S&P 500 Selection Criteria
In S&P 500 index there is a committee who select the companies or components for the index. This is different from Russell 1000 which is strictly rule-based and similar to Dow Jones Industrial Average. When Standard and Poor’s is going to add any new component in his index then their committee access the company’s merit using primary criteria such as Market capitalization of the company, Public Float, and sector classification etc. These primary criteria consist of 8 methods or components. As S&P 500 is a great representative of industries in United states so the committee of Standard and Poor’s selects the company which has a higher standing in the United States.

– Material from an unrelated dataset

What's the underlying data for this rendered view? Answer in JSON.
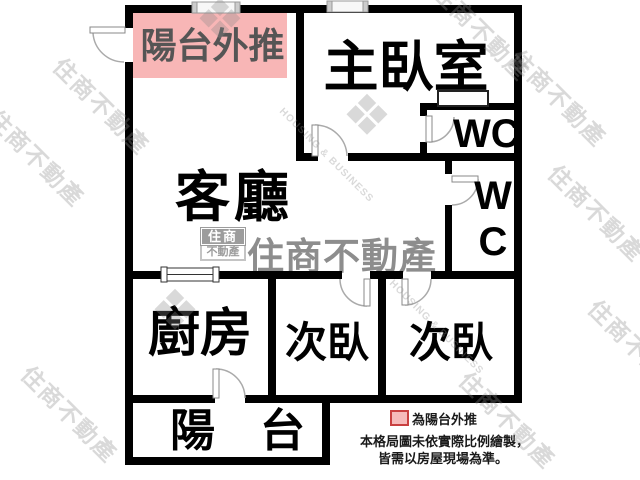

The company is only when added to the index when company satisfies these requirements of standard and poor’s which are as follows.
- Market Capitalization of the company must be greater than or equal to 3.5 Billion United States Dollars.
- Float Adjusted market capitalization must be equal to or greater than 1.0.
- The company must trade 250,000 shares in every six months.
It is a must for every company that his Securities must be publicly added to either NASDAQ or NYCE. Some securities are ineligible in this index such as Limited Partnerships, Close-end fund, and ETFs. This index includes United States companies and also Non-United states companies and firms which have never incorporated in the United States.
Investing in S&P 500
The performance of S&P 500 by holding the same stock as the index is in the same proportions just like lots of other Exchange-Traded funds and index funds. Lots of other funds are benchmarked to S&P 500.All the companies can see their stock price raise or fall when their stock is added to the list of S&P 500.In the case of index fund must purchase company’s stock for the purpose of continuous tracking of S&P 500 index. Index funds are provided by Mutual Funds manages and the purpose of providing these index funds is to Track S&P 500.This was first time recorded in 1976 by The Vanguard Groups Vanguard 500.It is a must for the investors to purchase shares of an Exchange-Traded fund if the investors want to invest in mutual funds indexed in S&P 500.
ETF or Exchange-Traded funds represent ownership of the investor in a portfolio of the equity securities that comprise the S&P 500 index and Exchange-Traded funds also track the standard and poor’s 500 indexes, this tracking may be used for the purpose of trading in the index. In Landon stock exchange S&P 500 ETFs or Exchange Traded funds are available. Also, there is another way or method is available in S&P 500 which is called Index Investing, using this method investors can invest in all stocks directly. Chicago Mercantile Exchange which is also called CME offers the variety of future contracts in the derivative market that track the index and also trade on the exchange floor. Chicago Board Options exchange or CBOE also offers lots of option on S&P 500 ETFs and also on S&P 500.